In a film (as you see in credits),
it is a long list of people who come together to each play a part in making the film come alive and capturing it for presentation.
A bad screenplay may spell out a good plot, but it may not contain the series of moving pictures and sounds, designed and organized in a specific way that achieve presenting the good plot effectively for a movie.
A bad screen play may “over-specify” elements of the movie that constrain the film’s production so that it is cost-prohibitive in any number of ways. Or it maybe simply too disjointed when presented visually.
A good screenplay enables the creative and production teams do their part, and provides “just enough framework” to enable them to create the “series of moving pictures and sounds” that are “designed and organized” to so that the teams to do their part and create a visual/audio story that is true to the original story and its plot.
And it must provide a framework that above all achieves this:
a story that touches the heart.
The secret is to enable a film production that allows all the participants to contribute from their hearts.
Heart crosses language and cultural barriers, and brings us together regardless of our backgrounds and experiences. It is the common touch point that allows the directors, cast, and production teams to
see and feel exactly how to apply their own creativity to bring the work’s vision to life.
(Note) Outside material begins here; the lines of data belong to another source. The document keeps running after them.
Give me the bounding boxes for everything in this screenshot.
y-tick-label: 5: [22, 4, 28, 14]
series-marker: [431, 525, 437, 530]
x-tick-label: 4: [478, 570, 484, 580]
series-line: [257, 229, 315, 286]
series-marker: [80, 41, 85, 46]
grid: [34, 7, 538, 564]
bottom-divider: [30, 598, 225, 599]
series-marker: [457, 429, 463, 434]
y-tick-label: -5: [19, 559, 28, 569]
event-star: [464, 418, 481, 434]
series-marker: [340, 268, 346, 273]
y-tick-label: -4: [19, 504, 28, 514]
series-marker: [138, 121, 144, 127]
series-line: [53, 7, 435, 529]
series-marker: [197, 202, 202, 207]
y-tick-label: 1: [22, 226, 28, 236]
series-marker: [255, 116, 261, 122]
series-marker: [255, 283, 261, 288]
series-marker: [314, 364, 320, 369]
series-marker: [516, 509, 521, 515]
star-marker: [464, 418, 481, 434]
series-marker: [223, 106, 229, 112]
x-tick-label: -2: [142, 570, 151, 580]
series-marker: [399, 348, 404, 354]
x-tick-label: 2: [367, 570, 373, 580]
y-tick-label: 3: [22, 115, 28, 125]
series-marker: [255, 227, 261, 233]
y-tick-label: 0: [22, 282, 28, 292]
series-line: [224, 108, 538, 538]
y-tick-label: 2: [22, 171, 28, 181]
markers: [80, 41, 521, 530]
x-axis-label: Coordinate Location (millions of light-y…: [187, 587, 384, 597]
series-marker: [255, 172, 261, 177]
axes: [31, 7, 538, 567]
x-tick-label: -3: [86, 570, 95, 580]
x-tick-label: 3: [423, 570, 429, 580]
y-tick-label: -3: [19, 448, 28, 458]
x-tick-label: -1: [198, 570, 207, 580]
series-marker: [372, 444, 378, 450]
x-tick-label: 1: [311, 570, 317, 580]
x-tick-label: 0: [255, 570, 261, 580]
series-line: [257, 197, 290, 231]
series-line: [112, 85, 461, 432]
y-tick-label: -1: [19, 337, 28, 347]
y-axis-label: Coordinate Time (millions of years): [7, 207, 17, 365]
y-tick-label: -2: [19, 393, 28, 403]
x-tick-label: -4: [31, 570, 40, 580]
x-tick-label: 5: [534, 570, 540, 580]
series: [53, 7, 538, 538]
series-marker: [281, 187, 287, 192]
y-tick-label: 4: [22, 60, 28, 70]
The screenplay has to provide just enough framework to enable, but not constrain.
So in my screenwriting, as I write each word and each line, I envision how each of the creative participants could contribute from their heart. To “put their all” into the work, whether big or small.
Whether it is an action story, a romance, or the plight or success of a fellow human being from today’s world or history—it has to stir our heart in one way or another.
That’s what makes good screenwriting a challenge, but it’s a challenge I love.